There is always so much talk about why the USA has so few players in the top 100 world tennis rankings. We are constantly criticizing our youth development programs, trying to figure out why the Americans aren’t as successful as perhaps the Spaniards. I don’t think the question is that hard to answer. Just ask any tennis player who has come up through the tennis circuit or anyone who has tried their hand at the Pro Circuit. It really is simple. It’s too darn hard to make a living at it. If you want to make some decent money to support a family, there are easier ways to do it.
Let’s think about it for a moment. I can go to college and work relatively hard for four years and get a college education in something like business or engineering. At the end of those four years I can enter the work force and start making around $40,000 per year salary. Not too bad. (Not to mention I’d be making around $100,00/yr within ten years) Or I can go to college for four years, work relatively hard on my education and work my butt off on the tennis court playing tennis for a D1 college. At the end of the four years I hope I have worked hard enough to earn my degree and a decent job or try my hand at the pro-circuit. Heading out on the pro circuit, I have no guaranteed income, only the guarantee that I am going to have to put out thousands of dollars in travelling expenses to travel to tournaments I hope I can get into. If I am lucky enough to get a win here or there I may make enough to cover my travelling expenses.
Are we starting to see the picture here. It isn’t that we don’t have good tennis players, it is that we have so many other great opportunities that tennis becomes a rather risky investment. We have heard or even made uttered the complaint ourselves that tennis scholarships are going to foreign students. The truth of the matter is a lot of American students won’t take the scholarship.
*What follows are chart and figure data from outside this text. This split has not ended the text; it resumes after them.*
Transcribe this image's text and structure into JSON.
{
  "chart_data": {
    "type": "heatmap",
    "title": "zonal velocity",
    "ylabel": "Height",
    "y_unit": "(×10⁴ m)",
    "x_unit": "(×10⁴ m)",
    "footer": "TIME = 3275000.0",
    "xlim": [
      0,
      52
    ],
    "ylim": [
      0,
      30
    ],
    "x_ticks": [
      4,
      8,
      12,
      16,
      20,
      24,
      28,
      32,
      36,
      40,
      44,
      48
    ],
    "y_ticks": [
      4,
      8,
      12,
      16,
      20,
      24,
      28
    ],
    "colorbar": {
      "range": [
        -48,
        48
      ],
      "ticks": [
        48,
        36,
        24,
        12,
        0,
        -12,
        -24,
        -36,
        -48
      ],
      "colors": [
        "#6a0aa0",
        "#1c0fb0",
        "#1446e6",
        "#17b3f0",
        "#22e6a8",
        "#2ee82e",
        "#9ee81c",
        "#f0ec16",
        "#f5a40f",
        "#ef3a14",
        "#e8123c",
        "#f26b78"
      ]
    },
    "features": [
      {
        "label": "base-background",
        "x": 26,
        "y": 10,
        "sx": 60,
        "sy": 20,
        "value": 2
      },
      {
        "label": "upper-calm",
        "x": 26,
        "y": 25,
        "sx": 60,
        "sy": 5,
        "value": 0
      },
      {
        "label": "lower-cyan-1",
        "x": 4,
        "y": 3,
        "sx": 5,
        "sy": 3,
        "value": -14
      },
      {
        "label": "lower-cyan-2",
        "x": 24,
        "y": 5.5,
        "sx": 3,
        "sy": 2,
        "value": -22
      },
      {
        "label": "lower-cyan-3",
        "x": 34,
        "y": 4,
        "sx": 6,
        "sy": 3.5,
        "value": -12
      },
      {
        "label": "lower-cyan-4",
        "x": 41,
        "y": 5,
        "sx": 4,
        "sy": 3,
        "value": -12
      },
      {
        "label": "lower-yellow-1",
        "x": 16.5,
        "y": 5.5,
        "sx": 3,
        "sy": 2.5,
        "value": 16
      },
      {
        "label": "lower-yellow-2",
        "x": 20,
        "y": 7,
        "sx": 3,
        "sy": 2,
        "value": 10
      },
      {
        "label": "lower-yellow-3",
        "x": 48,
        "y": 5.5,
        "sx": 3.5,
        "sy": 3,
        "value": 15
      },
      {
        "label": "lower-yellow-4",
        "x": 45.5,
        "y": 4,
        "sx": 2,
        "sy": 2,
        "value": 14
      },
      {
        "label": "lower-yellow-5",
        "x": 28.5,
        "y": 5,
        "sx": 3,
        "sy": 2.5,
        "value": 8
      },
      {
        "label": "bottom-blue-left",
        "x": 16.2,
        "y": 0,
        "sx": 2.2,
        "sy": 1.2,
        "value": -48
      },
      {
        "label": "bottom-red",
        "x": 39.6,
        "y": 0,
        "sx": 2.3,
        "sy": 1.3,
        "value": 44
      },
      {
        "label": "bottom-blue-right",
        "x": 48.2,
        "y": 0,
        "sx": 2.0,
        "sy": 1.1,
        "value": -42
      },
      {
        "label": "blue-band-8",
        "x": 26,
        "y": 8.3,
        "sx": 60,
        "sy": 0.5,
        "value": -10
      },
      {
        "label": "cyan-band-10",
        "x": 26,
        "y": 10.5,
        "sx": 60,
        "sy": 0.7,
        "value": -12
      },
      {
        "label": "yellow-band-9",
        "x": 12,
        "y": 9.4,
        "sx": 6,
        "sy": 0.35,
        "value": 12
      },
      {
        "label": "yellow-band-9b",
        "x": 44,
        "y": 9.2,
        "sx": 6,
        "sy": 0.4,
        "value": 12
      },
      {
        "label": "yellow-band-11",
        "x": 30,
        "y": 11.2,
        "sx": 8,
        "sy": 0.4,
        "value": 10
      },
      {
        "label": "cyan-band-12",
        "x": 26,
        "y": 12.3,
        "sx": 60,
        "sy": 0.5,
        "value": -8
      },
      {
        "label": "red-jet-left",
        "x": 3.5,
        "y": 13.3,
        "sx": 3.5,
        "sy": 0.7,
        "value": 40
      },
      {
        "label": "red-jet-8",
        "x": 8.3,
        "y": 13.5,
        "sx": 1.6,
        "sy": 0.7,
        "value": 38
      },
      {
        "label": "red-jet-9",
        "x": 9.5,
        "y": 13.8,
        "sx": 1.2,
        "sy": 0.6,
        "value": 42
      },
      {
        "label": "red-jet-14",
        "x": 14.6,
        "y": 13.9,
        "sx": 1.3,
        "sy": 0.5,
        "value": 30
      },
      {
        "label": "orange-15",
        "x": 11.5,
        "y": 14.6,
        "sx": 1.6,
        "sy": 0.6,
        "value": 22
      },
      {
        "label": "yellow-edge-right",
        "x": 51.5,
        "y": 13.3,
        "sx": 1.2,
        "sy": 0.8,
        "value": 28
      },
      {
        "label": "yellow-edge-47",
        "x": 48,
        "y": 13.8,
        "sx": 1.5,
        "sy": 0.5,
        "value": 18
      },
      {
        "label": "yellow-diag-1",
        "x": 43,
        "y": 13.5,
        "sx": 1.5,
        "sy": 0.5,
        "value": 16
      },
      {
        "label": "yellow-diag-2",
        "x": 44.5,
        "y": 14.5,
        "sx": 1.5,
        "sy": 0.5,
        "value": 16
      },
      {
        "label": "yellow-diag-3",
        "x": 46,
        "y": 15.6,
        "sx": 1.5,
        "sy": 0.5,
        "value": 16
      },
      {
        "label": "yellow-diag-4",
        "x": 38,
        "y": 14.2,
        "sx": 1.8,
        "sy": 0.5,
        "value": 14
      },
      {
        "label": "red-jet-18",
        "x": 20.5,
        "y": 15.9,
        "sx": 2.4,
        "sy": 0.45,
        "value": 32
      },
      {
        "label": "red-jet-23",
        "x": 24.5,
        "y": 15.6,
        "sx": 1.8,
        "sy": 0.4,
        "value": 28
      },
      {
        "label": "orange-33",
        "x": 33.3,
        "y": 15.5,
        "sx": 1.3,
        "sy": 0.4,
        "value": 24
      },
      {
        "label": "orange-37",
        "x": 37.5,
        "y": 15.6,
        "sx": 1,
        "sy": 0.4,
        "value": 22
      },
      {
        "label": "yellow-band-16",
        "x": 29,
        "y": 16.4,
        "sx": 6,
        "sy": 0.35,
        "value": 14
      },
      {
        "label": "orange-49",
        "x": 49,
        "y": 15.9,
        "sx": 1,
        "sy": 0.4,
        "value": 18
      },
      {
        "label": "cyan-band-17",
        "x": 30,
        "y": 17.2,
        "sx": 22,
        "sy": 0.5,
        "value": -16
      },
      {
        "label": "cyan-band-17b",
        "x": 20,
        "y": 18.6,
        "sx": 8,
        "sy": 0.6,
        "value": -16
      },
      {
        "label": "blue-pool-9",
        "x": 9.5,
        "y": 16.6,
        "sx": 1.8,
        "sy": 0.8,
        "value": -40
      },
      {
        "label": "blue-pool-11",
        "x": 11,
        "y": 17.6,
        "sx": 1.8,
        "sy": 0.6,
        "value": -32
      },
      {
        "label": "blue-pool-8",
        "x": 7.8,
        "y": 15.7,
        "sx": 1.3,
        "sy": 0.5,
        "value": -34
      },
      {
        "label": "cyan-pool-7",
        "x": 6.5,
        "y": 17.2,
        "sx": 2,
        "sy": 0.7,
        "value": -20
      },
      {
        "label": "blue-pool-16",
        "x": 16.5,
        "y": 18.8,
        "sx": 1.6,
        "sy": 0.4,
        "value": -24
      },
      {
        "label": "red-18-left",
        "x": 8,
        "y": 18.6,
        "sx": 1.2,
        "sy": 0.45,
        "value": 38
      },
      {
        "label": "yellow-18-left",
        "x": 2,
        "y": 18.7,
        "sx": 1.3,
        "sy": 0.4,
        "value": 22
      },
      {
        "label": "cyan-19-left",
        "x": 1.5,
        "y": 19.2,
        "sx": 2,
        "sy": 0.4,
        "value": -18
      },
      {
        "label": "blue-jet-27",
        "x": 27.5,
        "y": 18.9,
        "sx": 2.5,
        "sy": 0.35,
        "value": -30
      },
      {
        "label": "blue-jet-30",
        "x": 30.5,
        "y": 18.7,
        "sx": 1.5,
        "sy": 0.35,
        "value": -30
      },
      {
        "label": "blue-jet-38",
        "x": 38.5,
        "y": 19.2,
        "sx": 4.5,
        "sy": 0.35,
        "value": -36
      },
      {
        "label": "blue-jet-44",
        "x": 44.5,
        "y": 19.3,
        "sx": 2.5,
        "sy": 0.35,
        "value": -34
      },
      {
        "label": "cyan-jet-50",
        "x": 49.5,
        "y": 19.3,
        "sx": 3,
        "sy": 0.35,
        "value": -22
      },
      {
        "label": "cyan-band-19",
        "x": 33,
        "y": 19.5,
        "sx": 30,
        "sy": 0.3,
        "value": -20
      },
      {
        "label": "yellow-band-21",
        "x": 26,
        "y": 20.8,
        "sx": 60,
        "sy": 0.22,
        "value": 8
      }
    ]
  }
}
I have spoken to several coaches and they will tell you that the American students are much harder to recruit. They are looking for the perfect fit between sport and education. The American students are looking at the education over the tennis in the majority of the cases and they are concerned about the commitment to the sport getting in the way of their studies. Tennis isn’t a sport like basketball or football where you can use college as the stage to highlight your athletic skills so you can be recruited to a professional sports team and sign a multimillion dollar contract. In tennis you are on your own.
If you went to the local 7-11 to buy your weekly lottery ticket and had the choice of a ticket that guaranteed a $40,000 pay out or a ticket with a 0.0009% chance of winning a million, which would you buy? The majority of us would take the guarantee. So you see it is because we from a country filled with opportunity that we fall behind in the number of tennis players in the top 100 world rankings. We have choices in schools providing outstanding educations, and we have choices in jobs to make unlimited income.
You may not agree with me but I think we need to stop complaining about the lack of representation in the ATP and start celebrating the fact that we have so many other opportunities. Just a thought.
(There is of course the whole argument about the cost of training to get to the elite level required to become successful. If they truly want more Americans in the top 100, someone needs to start paying for the training so it makes sense for someone to take the risk.)